The aim of the campaign, according to Zoe Huang and Yitong Amy Tang, was because Namibia has over the years been affected by an upsurge in elephant poaching that has implicated some Chinese nationals working in cahoots with some Namibian nationals.
"Chinese nationals were arrested with rhino horns and so on," said Zoe.
As a result, the Chinese community in Namibia rallied and organised a wildlife conservation campaign to send out a signal that most of the Chinese business community are "conscious about wildlife conservation," and they are law-abiding and don't condone poaching. The Chinese business community is also eager to create a positive impact, as could be attested by the huge amounts of money that Chinese business people and their government have funneled to assist Namibia to buy equipment for its anti-poaching drive.
"This was the first Chinese wildlife conservation campaign across all major companies in the country," said Zoe.
In addition, Zoe and Yitong said that they discovered two problems concerning wildlife conservation among the Chinese business community.
Most of the Chinese nationals are not very aware on wildlife conservation in Namibia, said the duo. "They don't know what is illegal," the two wildlife campaigners said in unison.
They also specified to them what is legal and what is not and told them to stay away from people who will be selling them wildlife products, and especially products made of ivory, pangolin, rhino horn and turtle.
These are the products that Chinese nationals here are involved in, they added.
Also, they re-emphasised to Chinese nationals here that this year China effected a ban on all ivory products from entering that country.
BBC news reported in January this year that China has been one of the world's biggest markets for ivory.
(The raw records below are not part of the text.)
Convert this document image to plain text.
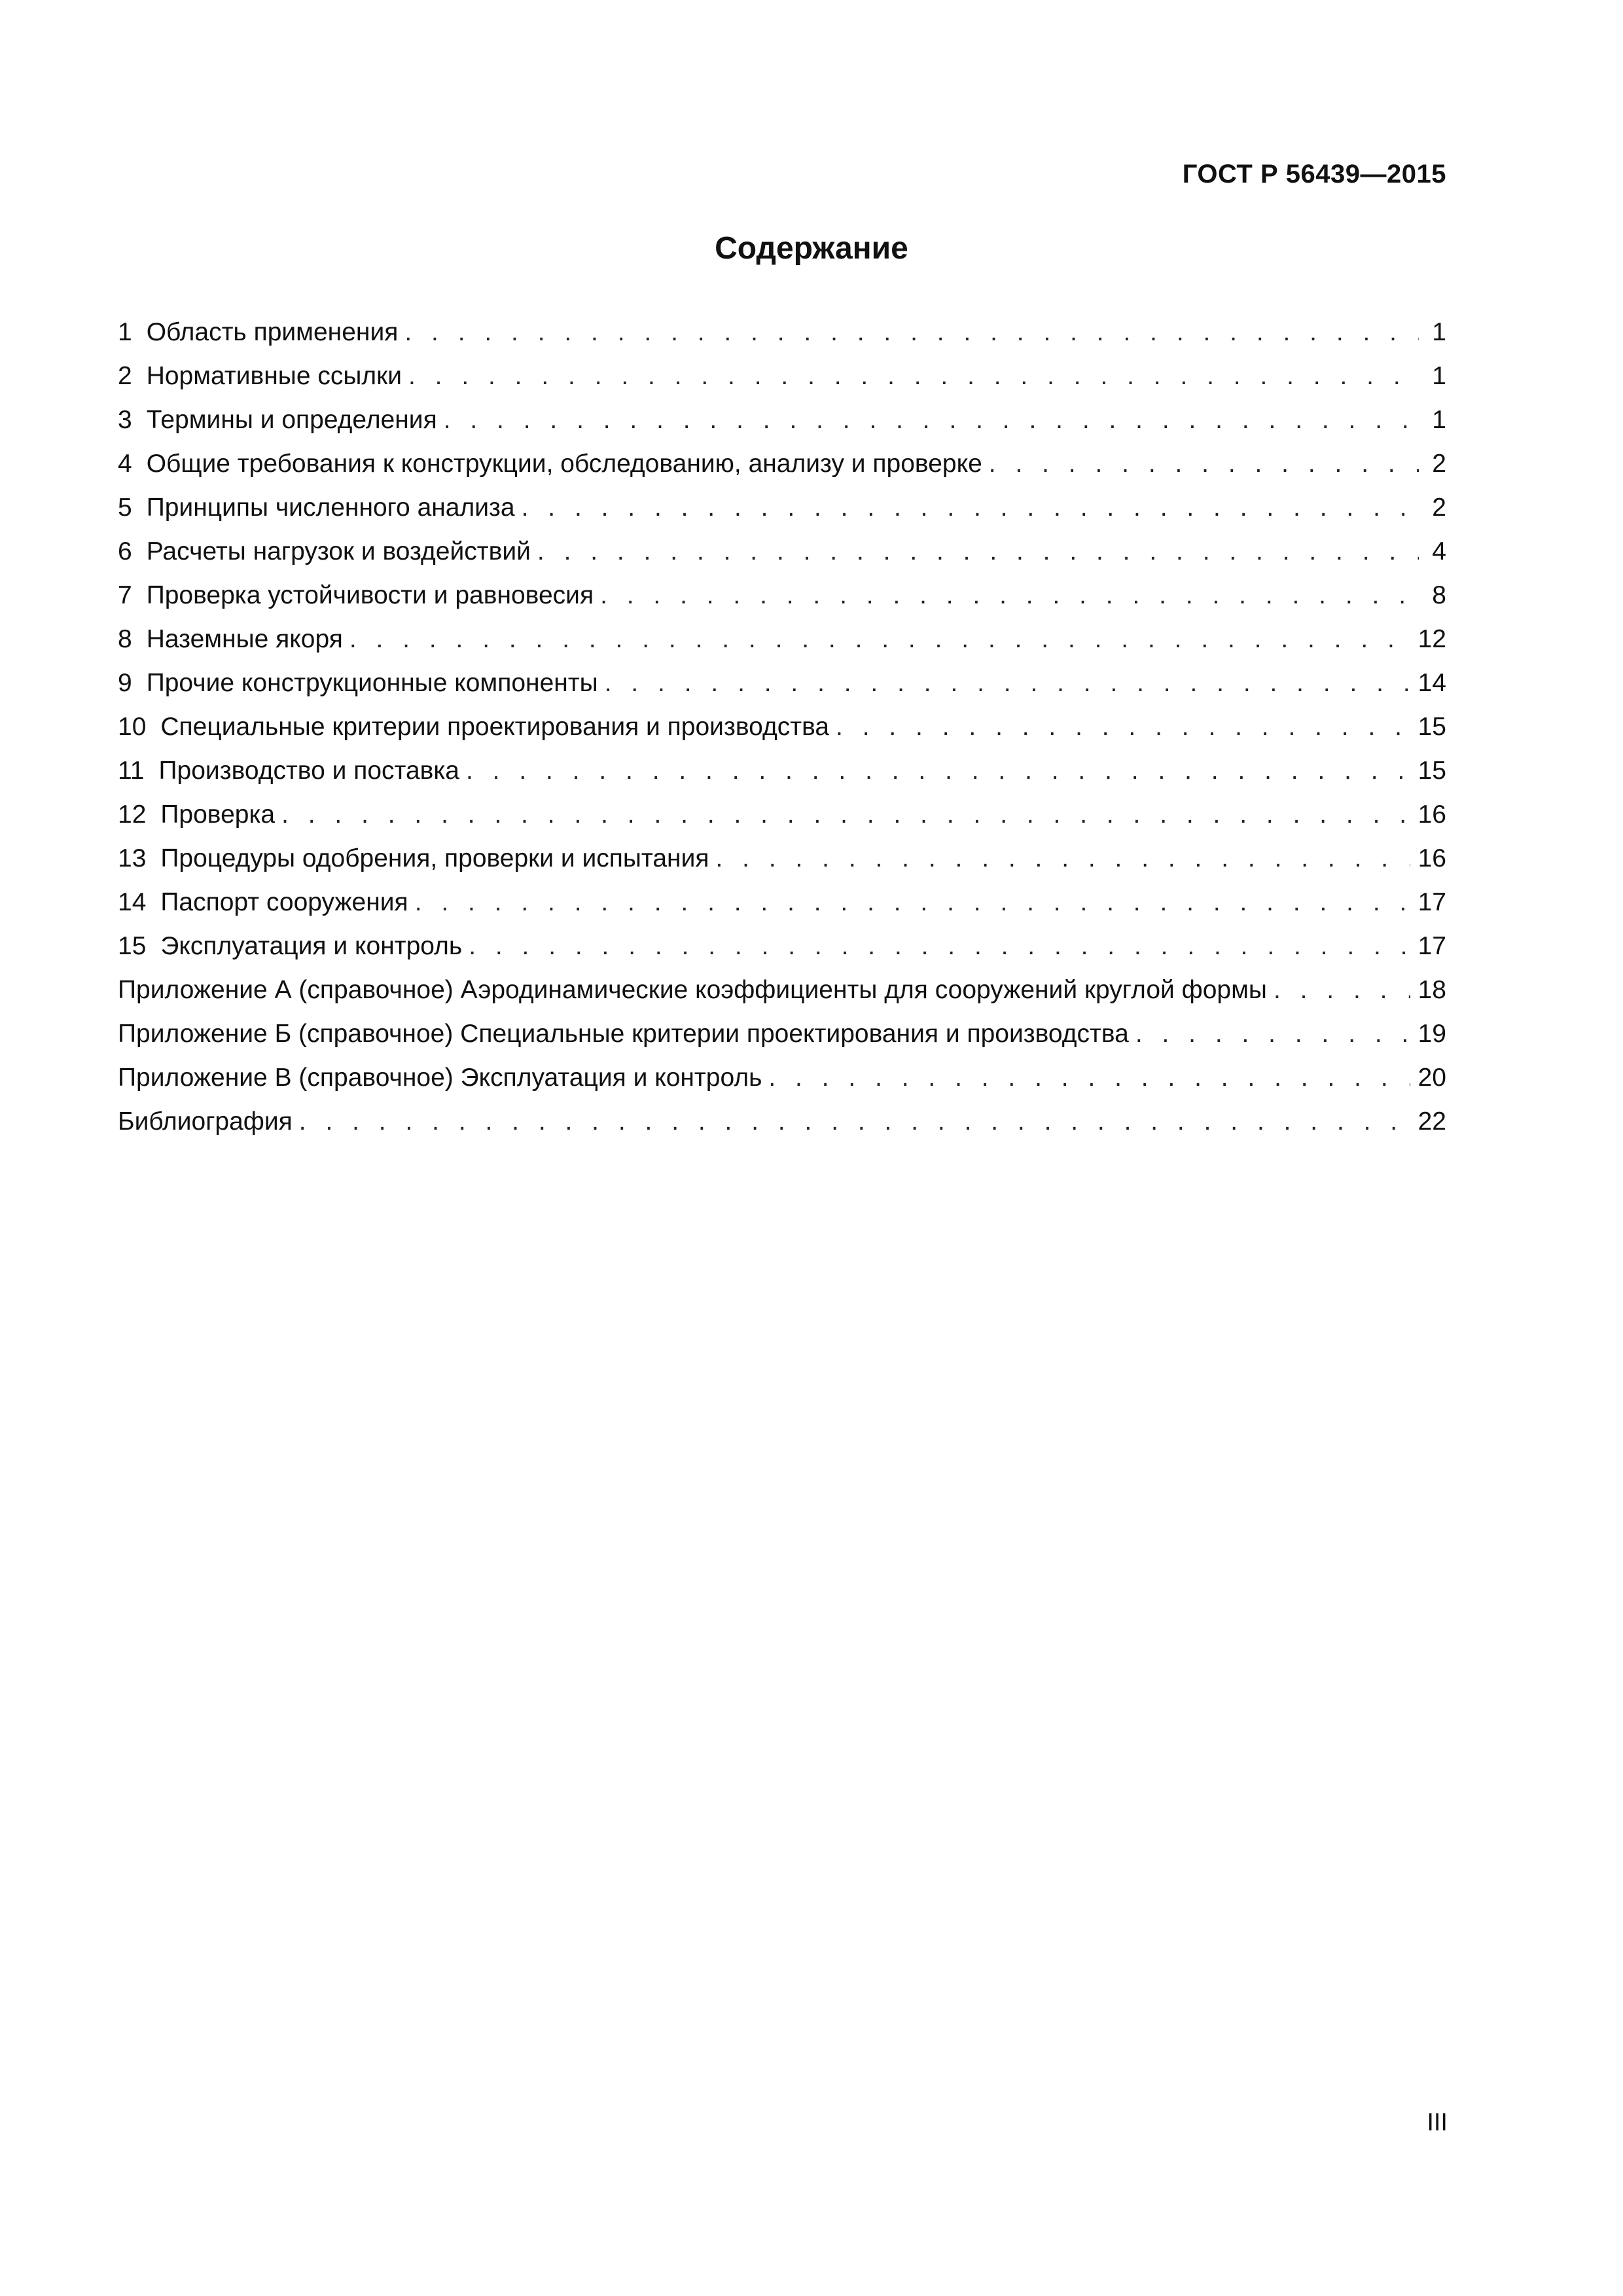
ГОСТ Р 56439—2015
Содержание
1 Область применения . . .	1
2 Нормативные ссылки . . .	1
3 Термины и определения . . .	1
4 Общие требования к конструкции, обследованию, анализу и проверке . . .	2
5 Принципы численного анализа . . .	2
6 Расчеты нагрузок и воздействий . . .	4
7 Проверка устойчивости и равновесия . . .	8
8 Наземные якоря . . .	12
9 Прочие конструкционные компоненты . . .	14
10 Специальные критерии проектирования и производства . . .	15
11 Производство и поставка . . .	15
12 Проверка . . .	16
13 Процедуры одобрения, проверки и испытания . . .	16
14 Паспорт сооружения . . .	17
15 Эксплуатация и контроль . . .	17
Приложение А (справочное) Аэродинамические коэффициенты для сооружений круглой формы . . .	18
Приложение Б (справочное) Специальные критерии проектирования и производства . . .	19
Приложение В (справочное) Эксплуатация и контроль . . .	20
Библиография . . .	22
III
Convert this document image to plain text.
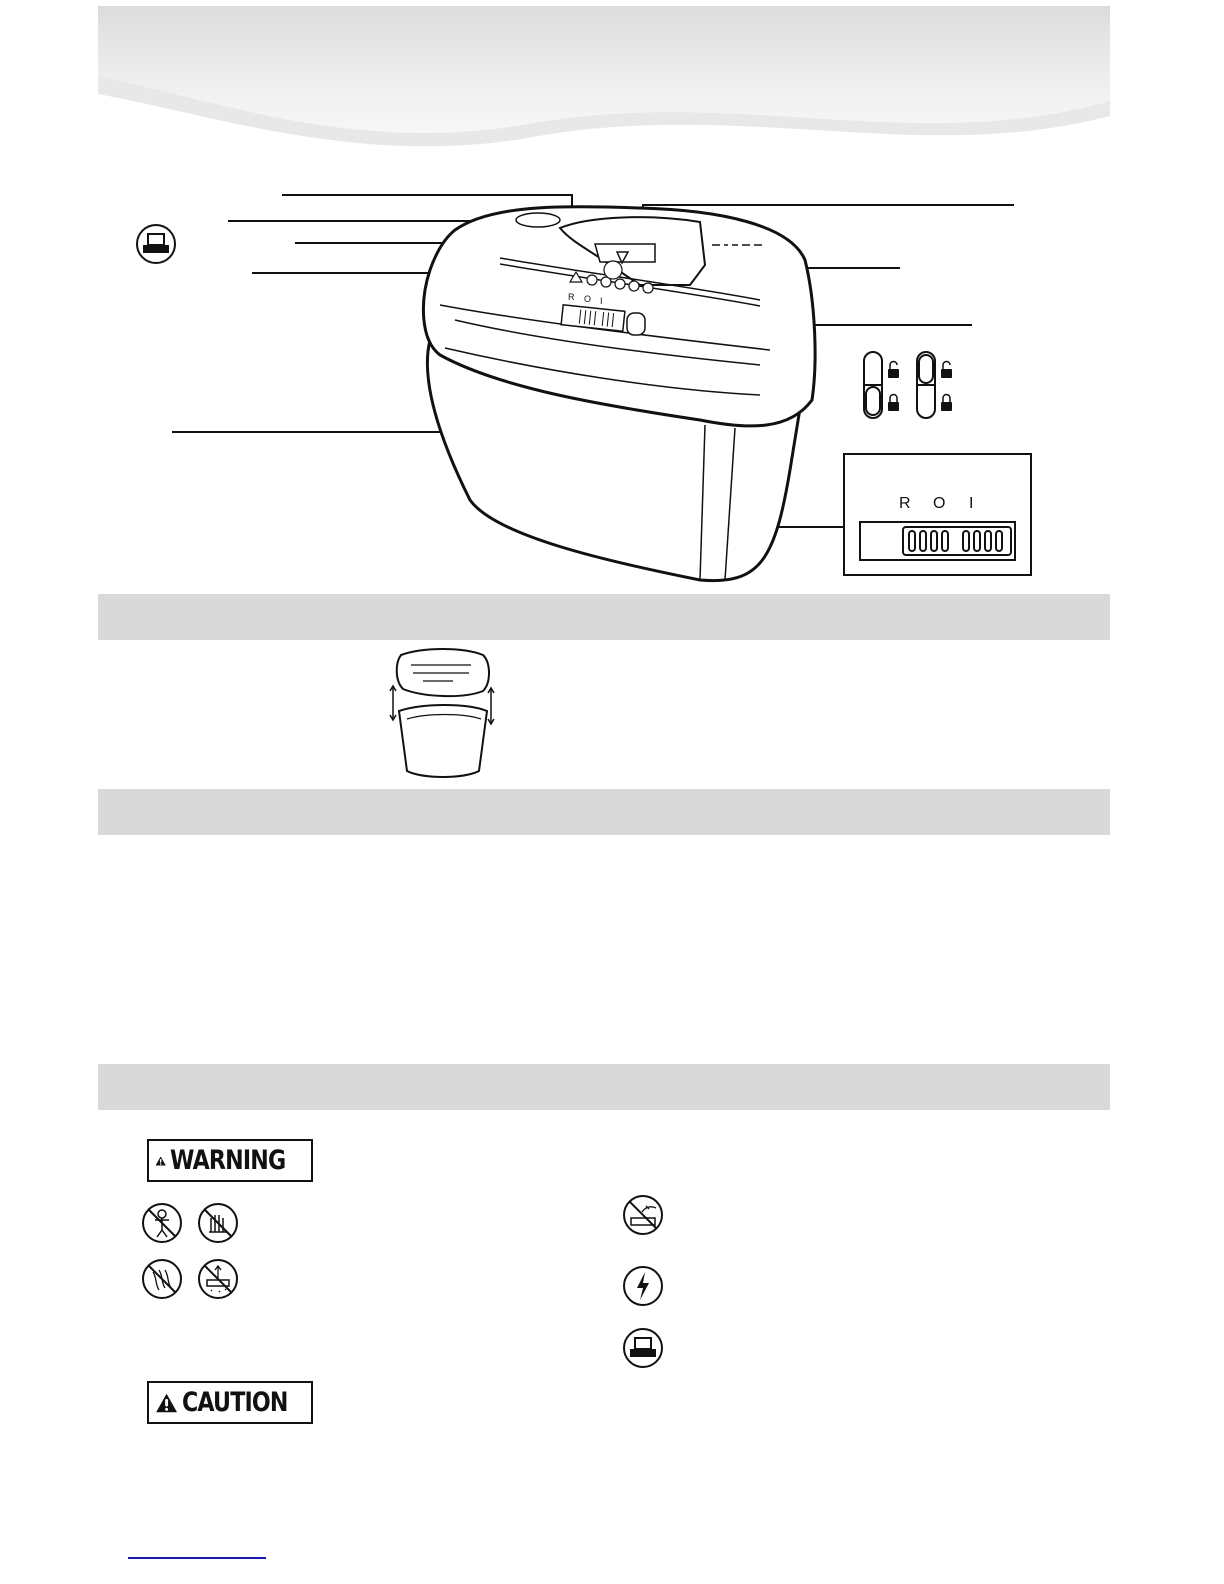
R O I
R O I
WARNING
CAUTION
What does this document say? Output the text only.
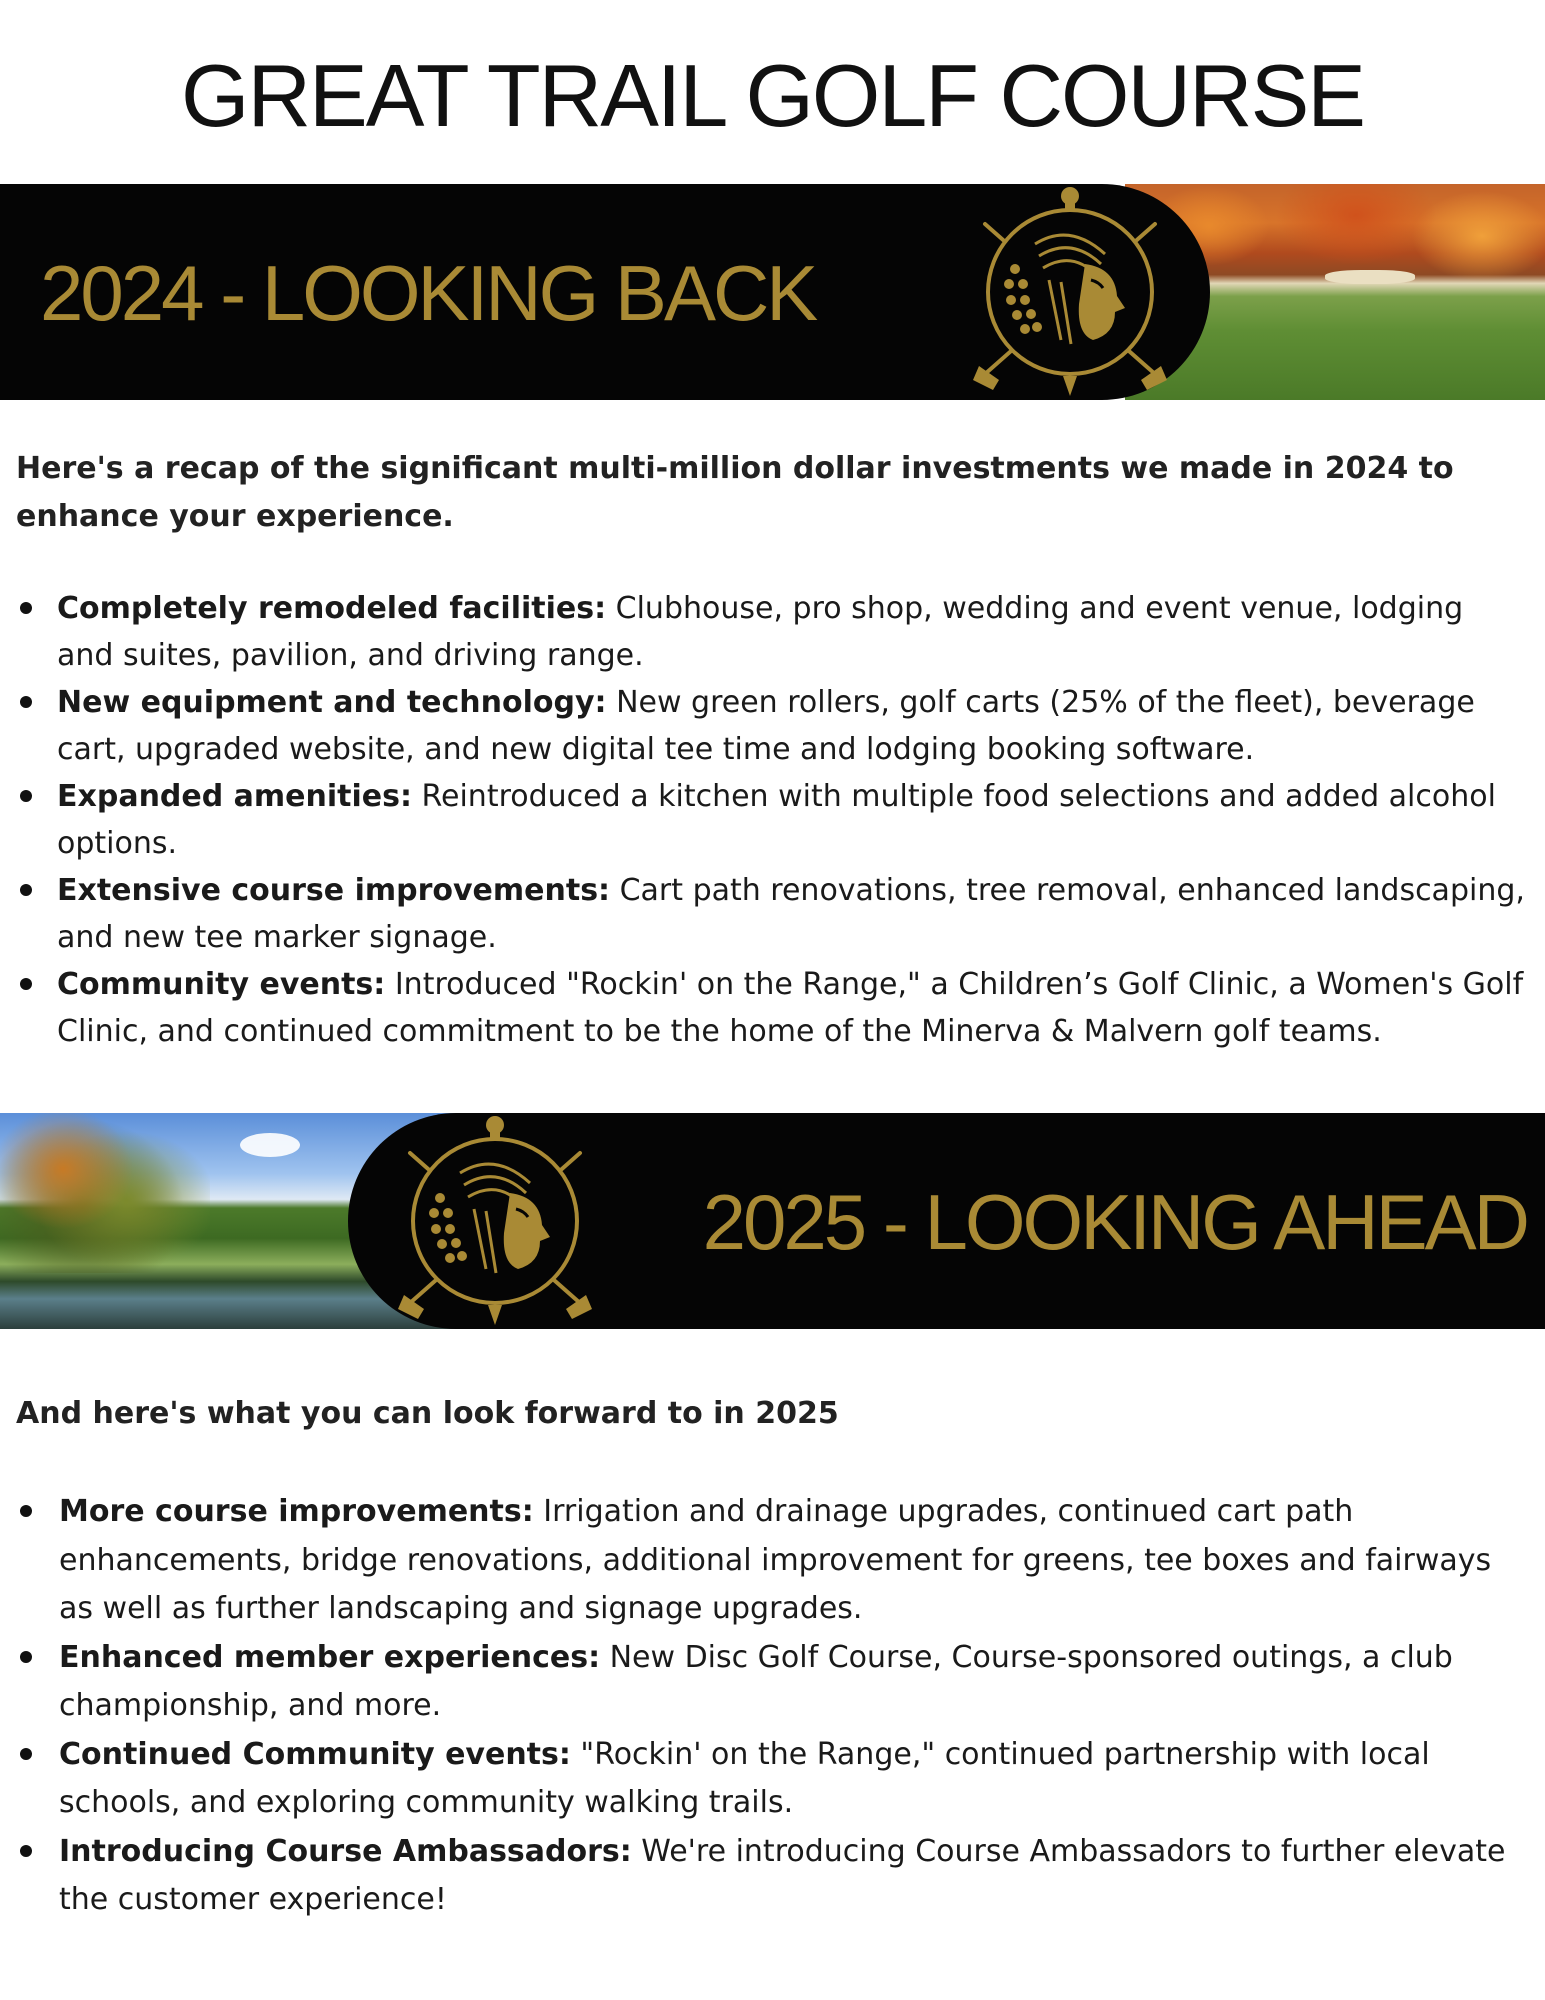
GREAT TRAIL GOLF COURSE
2024 - LOOKING BACK
Here's a recap of the significant multi-million dollar investments we made in 2024 to enhance your experience.
Completely remodeled facilities: Clubhouse, pro shop, wedding and event venue, lodging and suites, pavilion, and driving range.
New equipment and technology: New green rollers, golf carts (25% of the fleet), beverage cart, upgraded website, and new digital tee time and lodging booking software.
Expanded amenities: Reintroduced a kitchen with multiple food selections and added alcohol options.
Extensive course improvements: Cart path renovations, tree removal, enhanced landscaping, and new tee marker signage.
Community events: Introduced "Rockin' on the Range," a Children’s Golf Clinic, a Women's Golf Clinic, and continued commitment to be the home of the Minerva & Malvern golf teams.
2025 - LOOKING AHEAD
And here's what you can look forward to in 2025
More course improvements: Irrigation and drainage upgrades, continued cart path enhancements, bridge renovations, additional improvement for greens, tee boxes and fairways as well as further landscaping and signage upgrades.
Enhanced member experiences: New Disc Golf Course, Course-sponsored outings, a club championship, and more.
Continued Community events: "Rockin' on the Range," continued partnership with local schools, and exploring community walking trails.
Introducing Course Ambassadors: We're introducing Course Ambassadors to further elevate the customer experience!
However, as of 2018, all trade in ivory and ivory products in the country is illegal. The move is being hailed as a major development in efforts to protect the world's elephant population, BBC reported.
Wildlife campaigners believe 30,000 African elephants are killed by poachers every year, according to the BBC report.
It was also reported that there has been a 65 percent decline in the price of raw ivory over the past year. Likewise, there has also been an 80 percent decline in seizures of ivory entering China. "So Chinese nationals can't buy any ivory products," Zoe and Yitong explained. China House is the first Chinese organisation in Africa that focuses on the integration of Chinese in Africa and has been working with the Chinese Embassy in Namibia.